A Tikka "Cleaning" Regimen. A Little Brake Clean and Homemade Olive Oil is All You Need.

Thanks for the reply. Great thread.
I should have used a better verb than "pull", as in pulling (taking off) the barrel off action. I meant just taking the stock off.
But you answered my question about if detaching the stock and doing some gun scrubber type of flushing on the trigger housing would be a good thing.
No need to do that, with Tikka.
 
I discovered Fluid Film 25 years ago when my brush mower manufacturer specified it for chain lube due to its neutral static charge. It's a blend of highly refined, light petroleum grease (think runny Vaseline) and lanolin. Opposite charges, so no static cling. It's nice enough on the hands that I rarely wash it off.
 
here is from tikka t3x manual:

Routine cleaning should always take place right after use of the rifle (even without shooting). Maintenance should
not be neglected even in case of the “All-weather” or “Stainless” models. Corrosion can begin within 24 hours if the
rifle is not cleaned after use. It is recommended to support the rifle with the bipod during cleaning. Use only high
quality gun oil that cleans, lubricates and preserves (CLP). Routine cleaning procedure is done as follows:
1. Ensure that the rifle is unloaded and remove the bolt and magazine
2. In case the rifle has been used in wet conditions dry it using compressed air or let it dry in a warm / dry place
without any protective cover i.e. drag bag.
3. Use an absolutely straight, sturdy and smooth cleaning rod fitted with bronze bore brush soaked in bore solvent
and push-pull it through the bore until major residue is removed (approx. 10-15 times). It is recommended to
use cleaning rod guide to prevent the rod from dragging on the inner surfaces of the bore and receiver.
4. Push a clean felt pellet moistened with cleaning solvent through the bore one after another until pellets come
out clean (approx. 5-10 times). Clean only in the direction of bullet movement and replace dirty pellet with new
before every cleaning sequence. Guide the cleaning rod with fingers or special bore guide.
5. Clean the inner surfaces of the receiver from all the firing residue with felt pellet and/or brush moistened with
cleaning solvent.
6. Use a small solvent-wetted brush to clean the bolt from firing residue.
7. Use larger diameter nylon brush or particular chamber cleaning pellet moistened with bore solvent to clean
the chamber.
8. Pass a regular bore pellet moistened with rust preventive oil through the bore. Also, leave a thin coat of oil on
the cartridge chamber surface (remember to wipe it dry before shooting!).
9. Wipe all touching surfaces of the receiver and bolt with a very light coat of rust preventive oil.
10. Wipe the stock dry. In case of wooden stock, ensure that surfaces are lightly oiled with a proper wooden stock
oil.
11. Check the correct tightness of the receiver screws (fig. 5)


 
Definitely clear! I thought maybe he just missed it
Definitely clear! I thought maybe he just missed it
Thought I made that clear in my post but maybe not. I do suck at typing haha.
The intent is to only use olive oil on the outside of the bolt, not the inside where the firing pin assembly is. Doing this will not cause any colder weather issues.
that is why i posted i will try next winter when the temperature will reach our cold to see how it goes with only your kind of lubricant on the outside part of the bolt. i did not misunderstood what the OP wrote ...
 
What is your initial bolt cleaning method? I found one YouTube several years ago but never did it to my 7rem mag that was already over a decade old. Now I have a brand new 6.5prc I guess I might as well do it while I’m waiting for the barrel to be theaded.

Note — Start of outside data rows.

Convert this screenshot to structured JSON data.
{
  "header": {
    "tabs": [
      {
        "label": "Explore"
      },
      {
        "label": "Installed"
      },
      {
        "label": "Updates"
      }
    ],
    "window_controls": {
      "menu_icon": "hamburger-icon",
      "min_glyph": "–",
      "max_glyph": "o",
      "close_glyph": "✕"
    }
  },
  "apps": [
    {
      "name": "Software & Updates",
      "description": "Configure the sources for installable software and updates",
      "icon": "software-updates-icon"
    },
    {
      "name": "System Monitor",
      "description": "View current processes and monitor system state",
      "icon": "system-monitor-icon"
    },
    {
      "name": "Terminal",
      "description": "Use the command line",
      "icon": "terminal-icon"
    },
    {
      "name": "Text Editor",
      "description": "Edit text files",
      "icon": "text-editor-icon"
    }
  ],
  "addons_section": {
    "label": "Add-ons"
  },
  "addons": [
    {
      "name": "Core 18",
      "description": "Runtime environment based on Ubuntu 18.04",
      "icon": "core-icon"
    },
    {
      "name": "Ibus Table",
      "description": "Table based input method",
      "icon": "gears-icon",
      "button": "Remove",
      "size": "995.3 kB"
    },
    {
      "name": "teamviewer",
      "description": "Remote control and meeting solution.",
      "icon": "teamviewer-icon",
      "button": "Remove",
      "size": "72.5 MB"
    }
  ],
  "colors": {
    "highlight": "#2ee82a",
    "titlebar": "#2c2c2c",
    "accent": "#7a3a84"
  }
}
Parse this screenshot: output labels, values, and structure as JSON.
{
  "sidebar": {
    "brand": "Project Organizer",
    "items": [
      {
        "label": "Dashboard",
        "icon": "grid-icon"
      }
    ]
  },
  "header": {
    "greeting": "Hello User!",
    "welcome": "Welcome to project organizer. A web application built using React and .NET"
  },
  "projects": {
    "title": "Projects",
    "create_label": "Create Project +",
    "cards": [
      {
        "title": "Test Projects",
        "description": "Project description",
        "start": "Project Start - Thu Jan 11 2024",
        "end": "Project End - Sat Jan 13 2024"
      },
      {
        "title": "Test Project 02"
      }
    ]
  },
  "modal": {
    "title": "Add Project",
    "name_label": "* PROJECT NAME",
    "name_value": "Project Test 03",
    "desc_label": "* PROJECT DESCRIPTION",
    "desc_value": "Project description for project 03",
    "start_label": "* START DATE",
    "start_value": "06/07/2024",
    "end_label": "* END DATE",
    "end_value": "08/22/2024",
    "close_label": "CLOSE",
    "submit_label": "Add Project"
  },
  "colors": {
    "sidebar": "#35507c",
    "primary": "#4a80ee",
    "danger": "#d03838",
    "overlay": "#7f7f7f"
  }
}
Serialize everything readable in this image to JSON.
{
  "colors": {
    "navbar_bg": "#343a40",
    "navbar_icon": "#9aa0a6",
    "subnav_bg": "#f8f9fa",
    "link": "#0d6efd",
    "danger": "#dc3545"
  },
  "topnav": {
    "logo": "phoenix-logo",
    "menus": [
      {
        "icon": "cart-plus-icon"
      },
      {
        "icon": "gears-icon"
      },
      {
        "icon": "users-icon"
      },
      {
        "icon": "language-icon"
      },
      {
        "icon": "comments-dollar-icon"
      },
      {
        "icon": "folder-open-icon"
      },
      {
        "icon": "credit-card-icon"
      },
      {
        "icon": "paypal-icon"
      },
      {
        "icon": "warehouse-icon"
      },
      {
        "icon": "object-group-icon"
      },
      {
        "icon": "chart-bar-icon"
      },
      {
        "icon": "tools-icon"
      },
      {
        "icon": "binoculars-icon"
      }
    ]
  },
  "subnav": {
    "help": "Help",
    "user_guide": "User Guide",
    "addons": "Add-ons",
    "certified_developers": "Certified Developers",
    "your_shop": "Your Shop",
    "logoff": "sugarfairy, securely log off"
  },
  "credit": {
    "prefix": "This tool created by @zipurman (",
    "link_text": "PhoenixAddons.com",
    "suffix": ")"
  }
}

Also red or blue loc tite on the Allen that holds the trigger assembly in? Torque spec? Or just TIGHT!
 
here is from tikka t3x manual:

Routine cleaning should always take place right after use of the rifle (even without shooting). Maintenance should
not be neglected even in case of the “All-weather” or “Stainless” models. Corrosion can begin within 24 hours if the
rifle is not cleaned after use. It is recommended to support the rifle with the bipod during cleaning. Use only high
quality gun oil that cleans, lubricates and preserves (CLP). Routine cleaning procedure is done as follows:
1. Ensure that the rifle is unloaded and remove the bolt and magazine
2. In case the rifle has been used in wet conditions dry it using compressed air or let it dry in a warm / dry place
without any protective cover i.e. drag bag.
3. Use an absolutely straight, sturdy and smooth cleaning rod fitted with bronze bore brush soaked in bore solvent
and push-pull it through the bore until major residue is removed (approx. 10-15 times). It is recommended to
use cleaning rod guide to prevent the rod from dragging on the inner surfaces of the bore and receiver.
4. Push a clean felt pellet moistened with cleaning solvent through the bore one after another until pellets come
out clean (approx. 5-10 times). Clean only in the direction of bullet movement and replace dirty pellet with new
before every cleaning sequence. Guide the cleaning rod with fingers or special bore guide.
5. Clean the inner surfaces of the receiver from all the firing residue with felt pellet and/or brush moistened with
cleaning solvent.
6. Use a small solvent-wetted brush to clean the bolt from firing residue.
7. Use larger diameter nylon brush or particular chamber cleaning pellet moistened with bore solvent to clean
the chamber.
8. Pass a regular bore pellet moistened with rust preventive oil through the bore. Also, leave a thin coat of oil on
the cartridge chamber surface (remember to wipe it dry before shooting!).
9. Wipe all touching surfaces of the receiver and bolt with a very light coat of rust preventive oil.
10. Wipe the stock dry. In case of wooden stock, ensure that surfaces are lightly oiled with a proper wooden stock
oil.
11. Check the correct tightness of the receiver screws (fig. 5)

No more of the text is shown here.